Yeterli değil. Sağlıklı bir biçimde yürütülemiyor. Elde mevcut olan son yakıt da tıbbî müdahalelerde kullanılmak için bekletiliyor. Böyle bir ortamda insanlar hayat sürmeye çalışıyorlar. Ülke nüfusunun yüzde 63’ü çocuklardan ve gençlerden teşekkül ediyor. Buradaki bu genç ve dinamik nüfusun geleceğe yönelik dayanacak bir gücünün veya bir dayanağının olması gerekiyor. Nihayetinde eğer Müslümanlar, Hıristiyanlar ve Museviler bölgede birlikte yaşayacaklarsa bu zemini yok etmemeliler.
* Çocuklar bu olumsuzluklardan nasıl etkileniyor?

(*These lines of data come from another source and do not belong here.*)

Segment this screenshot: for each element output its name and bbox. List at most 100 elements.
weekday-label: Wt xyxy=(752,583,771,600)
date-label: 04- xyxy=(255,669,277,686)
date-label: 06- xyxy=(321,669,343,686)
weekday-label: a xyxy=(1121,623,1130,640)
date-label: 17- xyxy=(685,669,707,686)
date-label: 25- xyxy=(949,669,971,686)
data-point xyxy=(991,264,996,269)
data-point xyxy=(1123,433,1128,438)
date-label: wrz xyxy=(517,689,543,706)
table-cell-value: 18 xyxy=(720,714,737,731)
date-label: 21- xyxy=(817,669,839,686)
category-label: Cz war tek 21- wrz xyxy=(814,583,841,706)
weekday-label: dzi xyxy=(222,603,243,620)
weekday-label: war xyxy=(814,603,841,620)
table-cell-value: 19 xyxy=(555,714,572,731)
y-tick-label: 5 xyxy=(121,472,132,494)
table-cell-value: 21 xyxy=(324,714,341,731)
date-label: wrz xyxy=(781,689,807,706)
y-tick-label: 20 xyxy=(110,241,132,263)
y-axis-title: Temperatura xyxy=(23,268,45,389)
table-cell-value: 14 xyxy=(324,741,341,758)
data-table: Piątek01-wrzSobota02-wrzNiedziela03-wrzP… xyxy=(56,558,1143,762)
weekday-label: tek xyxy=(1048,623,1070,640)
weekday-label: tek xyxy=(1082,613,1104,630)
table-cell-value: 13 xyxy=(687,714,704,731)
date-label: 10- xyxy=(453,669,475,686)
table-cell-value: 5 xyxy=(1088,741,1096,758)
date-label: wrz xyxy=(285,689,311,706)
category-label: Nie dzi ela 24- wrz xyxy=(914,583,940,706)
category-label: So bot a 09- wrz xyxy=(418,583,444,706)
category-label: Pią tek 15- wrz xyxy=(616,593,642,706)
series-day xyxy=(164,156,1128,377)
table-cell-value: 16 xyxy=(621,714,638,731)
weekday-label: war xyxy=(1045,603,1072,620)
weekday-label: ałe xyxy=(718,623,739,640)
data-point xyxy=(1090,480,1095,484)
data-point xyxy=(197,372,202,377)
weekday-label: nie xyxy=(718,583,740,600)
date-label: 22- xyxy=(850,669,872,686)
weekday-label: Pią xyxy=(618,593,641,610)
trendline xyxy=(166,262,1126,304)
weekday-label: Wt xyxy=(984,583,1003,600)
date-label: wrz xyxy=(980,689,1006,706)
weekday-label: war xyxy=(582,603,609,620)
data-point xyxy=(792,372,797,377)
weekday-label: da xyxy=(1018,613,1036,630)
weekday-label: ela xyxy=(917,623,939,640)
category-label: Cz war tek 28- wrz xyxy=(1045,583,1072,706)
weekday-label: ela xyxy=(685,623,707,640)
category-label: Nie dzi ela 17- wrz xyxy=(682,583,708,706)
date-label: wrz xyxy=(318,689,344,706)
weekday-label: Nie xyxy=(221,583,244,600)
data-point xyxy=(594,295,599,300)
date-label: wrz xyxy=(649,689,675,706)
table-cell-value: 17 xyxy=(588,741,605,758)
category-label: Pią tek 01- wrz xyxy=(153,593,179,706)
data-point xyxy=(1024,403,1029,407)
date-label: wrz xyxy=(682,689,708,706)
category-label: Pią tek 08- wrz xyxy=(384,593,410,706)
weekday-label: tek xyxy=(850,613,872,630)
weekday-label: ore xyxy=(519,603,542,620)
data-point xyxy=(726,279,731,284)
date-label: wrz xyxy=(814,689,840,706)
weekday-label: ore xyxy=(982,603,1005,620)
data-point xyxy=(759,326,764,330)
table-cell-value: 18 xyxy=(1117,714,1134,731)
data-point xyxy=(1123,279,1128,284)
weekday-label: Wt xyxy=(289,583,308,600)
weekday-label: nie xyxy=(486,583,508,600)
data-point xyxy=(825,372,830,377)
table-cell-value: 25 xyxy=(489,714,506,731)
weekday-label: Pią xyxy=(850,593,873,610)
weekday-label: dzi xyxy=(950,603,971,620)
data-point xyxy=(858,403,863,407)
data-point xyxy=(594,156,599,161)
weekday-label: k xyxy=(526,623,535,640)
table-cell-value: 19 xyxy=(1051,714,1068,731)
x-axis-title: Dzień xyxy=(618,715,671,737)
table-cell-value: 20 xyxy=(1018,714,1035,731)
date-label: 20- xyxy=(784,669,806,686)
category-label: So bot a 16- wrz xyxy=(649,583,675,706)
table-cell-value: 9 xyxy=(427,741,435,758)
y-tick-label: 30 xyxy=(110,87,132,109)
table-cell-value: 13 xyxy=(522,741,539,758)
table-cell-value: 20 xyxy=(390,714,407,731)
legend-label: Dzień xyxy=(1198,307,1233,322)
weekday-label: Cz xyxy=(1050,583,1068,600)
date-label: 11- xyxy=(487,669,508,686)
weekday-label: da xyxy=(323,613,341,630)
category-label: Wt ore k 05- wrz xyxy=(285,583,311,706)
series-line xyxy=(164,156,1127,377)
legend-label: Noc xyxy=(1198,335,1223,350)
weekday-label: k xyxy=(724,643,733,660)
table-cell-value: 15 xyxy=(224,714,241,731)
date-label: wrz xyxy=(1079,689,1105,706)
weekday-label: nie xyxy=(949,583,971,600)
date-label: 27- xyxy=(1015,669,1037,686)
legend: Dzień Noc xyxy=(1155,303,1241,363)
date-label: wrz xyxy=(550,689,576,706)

Çok olumsuz etkileniyorlar. Özellikle çocukların gelecekle ilgili umutları ve hayalleri yok denecek kadar az. Düşünebiliyor musunuz; küçücük çocuklar sürekli baskı altında ve her an ölümle burun buruna, iç içe. Orada yaşadığım bir anı beni çok derinden etkiledi. Küçük bir mezarın başında bir kadın oturmuş ağlıyordu. Kendisiyle konuşunca çocuğunun İsrail saldırılarında öldüğünü anlattı. Çocuk ölmeden önce annesine ‘İsrail askerleri çocukları küçük mermilerle vuruyorlar değil mi?’ diye sormuş. Bir anne-baba buna nasıl dayanır?
* Dünyanın sessiz tavrına ne gibi tepkileri var?
Dünya bu son gelişmelere, özellikle uygar dünya -uygarlık böyle bir şey değil tabi, uygarlık bir sorumluluk getirir- Batı dünyası kör, sağır ve dilsiz. Dünyanın bu tavrı burada çok büyük bir sükut-u hayalle karşılanıyor. Onlar istiyorlar ki zulüm artık sona ersin, barış görüşmeleri başlasın ve normal bir insan gibi sürdürebilecekleri bir hayat gerçekleşsin. Kendi topraklarında yaşamayı, kendi evlerini, ticari müesseselerini oluşturmayı, karşılıklı ilişki geliştirmeyi istiyorlar. Yani hepimizin ne tür beklentileri varsa onların da beklentileri aynen öyle. Ama bunun ön şartı barışın hemen şimdi yapılmasıdır.
* Yakın bir gelecekte barış mümkün mü?
Bu bir deyiş olarak önümüze çıkıyor. Diyoruz ki, “karanlığın en koyu olduğu zaman şafağın sökme anıdır, tan yerinin ağarma anıdır.” En kısa zamanda barış ümidini taşıyoruz. İsrail’in şu anda çok güçlü gözükmesi, askeri gücünün olması kendisinde bir akıl tutulması meydana getiriyor olabilir. Ancak tarihte böyle davranan bir çok milleti biliyoruz.
* Başbakana gözlemlerinizi aktardınız. Türkiye bundan sonra neler yapmalı?
Orada Türkiye’den gitmiş onlarca sivil toplum kuruluşu var. Bölge insanları ilk defa Türkiye Cumhuriyeti hükümetine ve uyguladığı politikaların doğruluğuna bu kadar çok inanıyor. İnanıyorlar ki hükümet oradaki insanların sorunlarını çözebilecek ve barışı oluşturabilecektir. Buna olan inançları çok güçlü.
* Lübnan’a ne zaman gidiyorsunuz?
Yeryüzü doktorları olarak bugün Lübnan’a gidiyoruz. Oradaki sağlık sorunlarıyla ilgili sorunları çözebilecek miyiz diye ona bakacağız. Hem bir dayanışma, hem bir insani duruş olarak hem de yardım götürme mahiyetiyle bölgeye gidiyoruz. Oradaki sivil toplum kuruluşlarıyla, sağlık kurumlarıyla temaslarda bulunacağız.